Judgment amended to reduce the total award by $2176.  As modified, the judgment is affirmed.




Attorney for plaintiff:


Seth W. Brewster, Esq.

Verrill & Dana, LLP

P.O. Box 586

Portland, ME 04112-0586


Attorneys for defendant:


Peter Bennett, Esq.

Frederick B. Finberg, Esq.

The Bennett Law Firm, P.A.

P.O. Box 7799

Portland, ME 04112-7799

[1] The bylaws in question state: "Every Director [or] Officer . . . shall be indemnified out of the funds of the Company against all liabilities incurred by him as such Director [or] Officer . . . in defending any proceedings . . . in which judgment is given in his favour . . . ."


[2] Rule 54(b)(3) was adopted in 1994.  The Advisory Committee Notes supporting adoption of M.R. Civ.
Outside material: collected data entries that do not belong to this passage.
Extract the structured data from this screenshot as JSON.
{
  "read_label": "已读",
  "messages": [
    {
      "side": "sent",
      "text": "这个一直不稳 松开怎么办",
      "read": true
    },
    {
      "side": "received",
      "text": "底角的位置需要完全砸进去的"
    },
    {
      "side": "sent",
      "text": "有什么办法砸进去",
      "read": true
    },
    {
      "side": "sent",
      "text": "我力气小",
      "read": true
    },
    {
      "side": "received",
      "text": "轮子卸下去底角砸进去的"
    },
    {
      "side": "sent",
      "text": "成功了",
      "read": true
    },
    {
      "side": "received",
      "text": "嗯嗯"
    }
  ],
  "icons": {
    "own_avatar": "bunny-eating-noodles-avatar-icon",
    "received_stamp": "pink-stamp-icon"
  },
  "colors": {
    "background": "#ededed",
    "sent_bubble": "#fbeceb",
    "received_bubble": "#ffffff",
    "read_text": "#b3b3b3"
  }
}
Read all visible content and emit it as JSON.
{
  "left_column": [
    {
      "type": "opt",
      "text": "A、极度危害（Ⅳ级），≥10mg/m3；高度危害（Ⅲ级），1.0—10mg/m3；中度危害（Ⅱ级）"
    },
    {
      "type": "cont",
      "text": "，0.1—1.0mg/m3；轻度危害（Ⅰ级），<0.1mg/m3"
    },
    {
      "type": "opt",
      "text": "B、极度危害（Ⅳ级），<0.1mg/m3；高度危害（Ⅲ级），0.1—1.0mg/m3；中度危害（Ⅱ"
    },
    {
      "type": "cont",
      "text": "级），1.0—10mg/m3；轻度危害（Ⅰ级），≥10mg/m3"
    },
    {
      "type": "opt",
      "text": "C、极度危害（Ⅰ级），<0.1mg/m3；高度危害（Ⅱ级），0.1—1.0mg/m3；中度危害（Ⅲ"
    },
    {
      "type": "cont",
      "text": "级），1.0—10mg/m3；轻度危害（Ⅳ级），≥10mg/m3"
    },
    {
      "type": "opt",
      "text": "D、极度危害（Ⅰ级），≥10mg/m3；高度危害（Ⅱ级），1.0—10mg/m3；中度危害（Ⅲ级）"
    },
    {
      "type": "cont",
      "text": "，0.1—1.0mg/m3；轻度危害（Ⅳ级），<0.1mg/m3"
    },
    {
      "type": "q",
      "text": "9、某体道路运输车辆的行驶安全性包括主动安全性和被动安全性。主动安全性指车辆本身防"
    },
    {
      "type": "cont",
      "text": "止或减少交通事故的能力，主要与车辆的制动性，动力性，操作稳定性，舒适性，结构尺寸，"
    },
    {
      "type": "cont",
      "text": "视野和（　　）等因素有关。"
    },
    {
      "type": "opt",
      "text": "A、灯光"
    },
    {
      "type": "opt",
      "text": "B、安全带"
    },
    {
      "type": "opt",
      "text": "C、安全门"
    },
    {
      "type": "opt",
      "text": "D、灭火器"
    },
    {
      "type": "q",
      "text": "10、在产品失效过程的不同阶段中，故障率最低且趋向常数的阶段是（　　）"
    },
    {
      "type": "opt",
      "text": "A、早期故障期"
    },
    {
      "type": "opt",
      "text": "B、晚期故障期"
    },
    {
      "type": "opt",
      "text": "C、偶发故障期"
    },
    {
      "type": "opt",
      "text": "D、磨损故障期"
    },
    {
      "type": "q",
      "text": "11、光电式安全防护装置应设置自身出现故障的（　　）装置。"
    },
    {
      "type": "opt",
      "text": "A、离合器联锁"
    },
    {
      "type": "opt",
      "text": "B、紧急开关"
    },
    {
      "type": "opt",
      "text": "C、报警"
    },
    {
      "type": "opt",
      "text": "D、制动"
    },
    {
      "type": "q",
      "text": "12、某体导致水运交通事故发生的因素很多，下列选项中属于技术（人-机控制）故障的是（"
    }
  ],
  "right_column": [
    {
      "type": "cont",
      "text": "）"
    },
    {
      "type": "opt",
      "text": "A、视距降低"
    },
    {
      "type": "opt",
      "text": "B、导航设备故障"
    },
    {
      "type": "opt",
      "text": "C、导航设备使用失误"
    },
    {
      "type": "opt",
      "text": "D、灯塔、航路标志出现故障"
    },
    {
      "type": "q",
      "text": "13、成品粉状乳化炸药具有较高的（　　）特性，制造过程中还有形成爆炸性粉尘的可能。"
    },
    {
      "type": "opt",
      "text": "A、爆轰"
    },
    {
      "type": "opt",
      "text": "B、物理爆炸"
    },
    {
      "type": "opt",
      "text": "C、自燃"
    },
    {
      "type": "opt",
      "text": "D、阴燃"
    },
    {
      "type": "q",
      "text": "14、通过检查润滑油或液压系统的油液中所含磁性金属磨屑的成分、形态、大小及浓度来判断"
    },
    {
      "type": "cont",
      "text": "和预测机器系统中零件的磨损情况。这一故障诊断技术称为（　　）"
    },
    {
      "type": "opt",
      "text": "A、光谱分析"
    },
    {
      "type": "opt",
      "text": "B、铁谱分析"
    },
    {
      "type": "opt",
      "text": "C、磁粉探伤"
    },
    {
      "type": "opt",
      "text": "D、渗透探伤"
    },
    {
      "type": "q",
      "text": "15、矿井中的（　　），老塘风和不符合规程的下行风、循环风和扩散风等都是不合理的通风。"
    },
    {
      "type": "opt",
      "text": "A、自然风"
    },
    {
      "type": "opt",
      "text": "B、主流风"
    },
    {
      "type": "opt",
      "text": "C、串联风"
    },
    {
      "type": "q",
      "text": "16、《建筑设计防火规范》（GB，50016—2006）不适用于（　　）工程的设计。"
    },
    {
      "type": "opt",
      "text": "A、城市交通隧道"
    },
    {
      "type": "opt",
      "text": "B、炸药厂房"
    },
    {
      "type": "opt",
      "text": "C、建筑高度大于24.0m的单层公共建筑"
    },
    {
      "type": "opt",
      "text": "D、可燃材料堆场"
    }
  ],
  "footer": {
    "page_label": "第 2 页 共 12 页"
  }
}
P. 54(b)(3) state that it "is similar to Rule 32 of the Local Rules of the United States District Court for the District of Maine."  The Maine Rules of Civil Procedure with Advisory Committee Notes and Commentary, Advisory Committee Notes March 1, 1994,  District of Maine Local Rule 32 became Local Rule 54.2 in 1997.  In its present form, it is significantly different from M.R. Civ. P. 54(b)(3) because it specifies that attorney fee claims filed before a decision on appeal "have no effect and a new application must be filed within the prescribed time as described herein."  D. Me. Local. R. 54.2.  This is a distinction from M.R. Civ. P. 54(b)(3) under which a pending attorney fee claim may survive an appeal and is not subject to the time limits prescribed for initial applications for attorney fees.